Now that we have found -again- a good model for our data, we need to get back to the original problem. We need to estimate the utility of an item with very few features which also might have a very low frequency in the data set. Nevertheless, some of those rare features are essential for a good prediction which is why we cannot ignore them.
For example, a feature might be only present 10 times in the training set, but it is always correlated with a positive preference. An example could be a tag that describes a specific director and movies with that tag _always_ gets 5-stars by a user. Thus, the feature should have a strong influence on the final decision of the model. Stated differently, the expressive power of such features might be extremely useful to disentangle explaining factors which hopefully helps to get difficult cases right.
A little step further and we arrive at the ‘long tail’ problem that every recommendation system has to fight. Let’s consider an example. A user wants to choose a movie and he decides to start with drama movies. The genre information is important for a first grouping, but because almost 1/3 of all movies belong to the genre, the descriptive power is limited. If we think of a decision tree, we eliminated about 66% of the candidates, but 33% still remain. Without any further information, a rating that only depends on this genre is not very informative and does not explain the preferences well, because drama is a very broad topic. For instance, a genre like ‘scifi-horror-drama’ would definitely reduce the candidates more and contains a lot of more information.
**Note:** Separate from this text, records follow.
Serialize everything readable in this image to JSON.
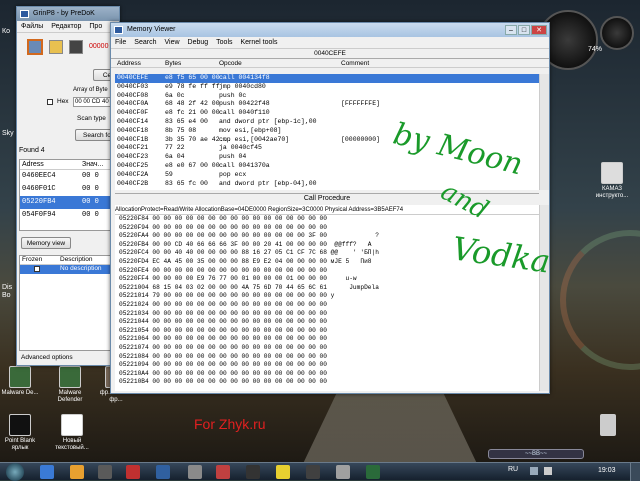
{
  "cheatengine": {
    "title": "GrinP8 - by PreDoK",
    "menu": [
      "Файлы",
      "Редактор",
      "Про"
    ],
    "value_placeholder": "00000",
    "array_label": "Array of Byte",
    "hex_label": "Hex",
    "hex_value": "00 00 CD 40",
    "scan_type_label": "Scan type",
    "found_label": "Found 4",
    "search_btn": "Search for",
    "first_btn": "Ce",
    "addr_col": "Adress",
    "val_col": "Знач...",
    "results": [
      {
        "addr": "0460EEC4",
        "val": "00 0"
      },
      {
        "addr": "0460F01C",
        "val": "00 0"
      },
      {
        "addr": "05220FB4",
        "val": "00 0"
      },
      {
        "addr": "054F0F94",
        "val": "00 0"
      }
    ],
    "memview_btn": "Memory view",
    "table_col1": "Frozen",
    "table_col2": "Description",
    "table_desc": "No description",
    "advanced": "Advanced options"
  },
  "memview": {
    "title": "Memory Viewer",
    "menu": [
      "File",
      "Search",
      "View",
      "Debug",
      "Tools",
      "Kernel tools"
    ],
    "addrbar": "0040CEFE",
    "cols": [
      "Address",
      "Bytes",
      "Opcode",
      "Comment"
    ],
    "rows": [
      {
        "a": "0040CEFE",
        "b": "e8 f5 65 00 00",
        "o": "call 004134f8",
        "c": ""
      },
      {
        "a": "0040CF03",
        "b": "e9 78 fe ff ff",
        "o": "jmp 0040cd80",
        "c": ""
      },
      {
        "a": "0040CF08",
        "b": "6a 0c",
        "o": "push 0c",
        "c": ""
      },
      {
        "a": "0040CF0A",
        "b": "68 48 2f 42 00",
        "o": "push 00422f48",
        "c": "[FFFFFFFE]"
      },
      {
        "a": "0040CF0F",
        "b": "e8 fc 21 00 00",
        "o": "call 0040f110",
        "c": ""
      },
      {
        "a": "0040CF14",
        "b": "83 65 e4 00",
        "o": "and dword ptr [ebp-1c],00",
        "c": ""
      },
      {
        "a": "0040CF18",
        "b": "8b 75 08",
        "o": "mov esi,[ebp+08]",
        "c": ""
      },
      {
        "a": "0040CF1B",
        "b": "3b 35 70 ae 42...",
        "o": "cmp esi,[0042ae70]",
        "c": "[00000000]"
      },
      {
        "a": "0040CF21",
        "b": "77 22",
        "o": "ja 0040cf45",
        "c": ""
      },
      {
        "a": "0040CF23",
        "b": "6a 04",
        "o": "push 04",
        "c": ""
      },
      {
        "a": "0040CF25",
        "b": "e8 e0 67 00 00",
        "o": "call 0041370a",
        "c": ""
      },
      {
        "a": "0040CF2A",
        "b": "59",
        "o": "pop ecx",
        "c": ""
      },
      {
        "a": "0040CF2B",
        "b": "83 65 fc 00",
        "o": "and dword ptr [ebp-04],00",
        "c": ""
      }
    ],
    "callproc": "Call Procedure",
    "hexinfo": "AllocationProtect=Read/Write AllocationBase=04DE0000 RegionSize=3C0000 Physical Address=3B5AEF74",
    "hexrows": [
      "05220F84 00 00 00 00 00 00 00 00 00 00 00 00 00 00 00 00",
      "05220F94 00 00 00 00 00 00 00 00 00 00 00 00 00 00 00 00",
      "05220FA4 00 00 00 00 00 00 00 00 00 00 00 00 00 00 3F 00             ?",
      "05220FB4 00 00 CD 40 66 66 66 3F 00 00 20 41 00 00 00 00  @@fff?   A",
      "05220FC4 00 00 40 40 00 00 00 00 88 16 27 05 C1 CF 7C 68 @@    ' 'БП|h",
      "05220FD4 EC 4A 45 00 35 00 00 00 88 E9 E2 04 00 00 00 00 мJE 5   Пи8",
      "05220FE4 00 00 00 00 00 00 00 00 00 00 00 00 00 00 00 00",
      "05220FF4 00 00 00 00 E9 76 77 00 01 00 00 00 01 00 00 00     u-w",
      "05221004 68 15 04 03 02 00 00 00 4A 75 6D 70 44 65 6C 61      JumpDela",
      "05221014 79 00 00 00 00 00 00 00 00 00 00 00 00 00 00 00 y",
      "05221024 00 00 00 00 00 00 00 00 00 00 00 00 00 00 00 00",
      "05221034 00 00 00 00 00 00 00 00 00 00 00 00 00 00 00 00",
      "05221044 00 00 00 00 00 00 00 00 00 00 00 00 00 00 00 00",
      "05221054 00 00 00 00 00 00 00 00 00 00 00 00 00 00 00 00",
      "05221064 00 00 00 00 00 00 00 00 00 00 00 00 00 00 00 00",
      "05221074 00 00 00 00 00 00 00 00 00 00 00 00 00 00 00 00",
      "05221084 00 00 00 00 00 00 00 00 00 00 00 00 00 00 00 00",
      "05221094 00 00 00 00 00 00 00 00 00 00 00 00 00 00 00 00",
      "052210A4 00 00 00 00 00 00 00 00 00 00 00 00 00 00 00 00",
      "052210B4 00 00 00 00 00 00 00 00 00 00 00 00 00 00 00 00"
    ]
  },
  "desktop": {
    "icons": [
      {
        "label": "Malware De..."
      },
      {
        "label": "Malware Defender"
      },
      {
        "label": "фр... готика фр..."
      },
      {
        "label": "Point Blank ярлык"
      },
      {
        "label": "Новый текстовый..."
      },
      {
        "label": "КАМАЗ инструкто..."
      }
    ],
    "left_labels": [
      "Ко",
      "Sky",
      "Dis",
      "Bo"
    ],
    "scribble1": "by Moon",
    "scribble2": "and",
    "scribble3": "Vodka",
    "watermark": "For Zhyk.ru",
    "gauge_pct": "74%"
  },
  "taskbar": {
    "lang": "RU",
    "time": "19:03",
    "media": "~~BB~~"
  }
}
Bottom line, regardless of how we scale a set of common features, if some preferences cannot be explained by those, the accuracy will suffer. However, if we add a set of rare features, even if the frequency is very low, we might be able to explain more preferences, with the additional expressive power introduced by the new features. In a nutshell, better add 10 features to model the input data because the additional computational complexity can be often neglected and the positive impact might be tremendous. Furthermore, if resources are limited, the model can be optimized by pruning features that do not contribute (much) to the final prediction.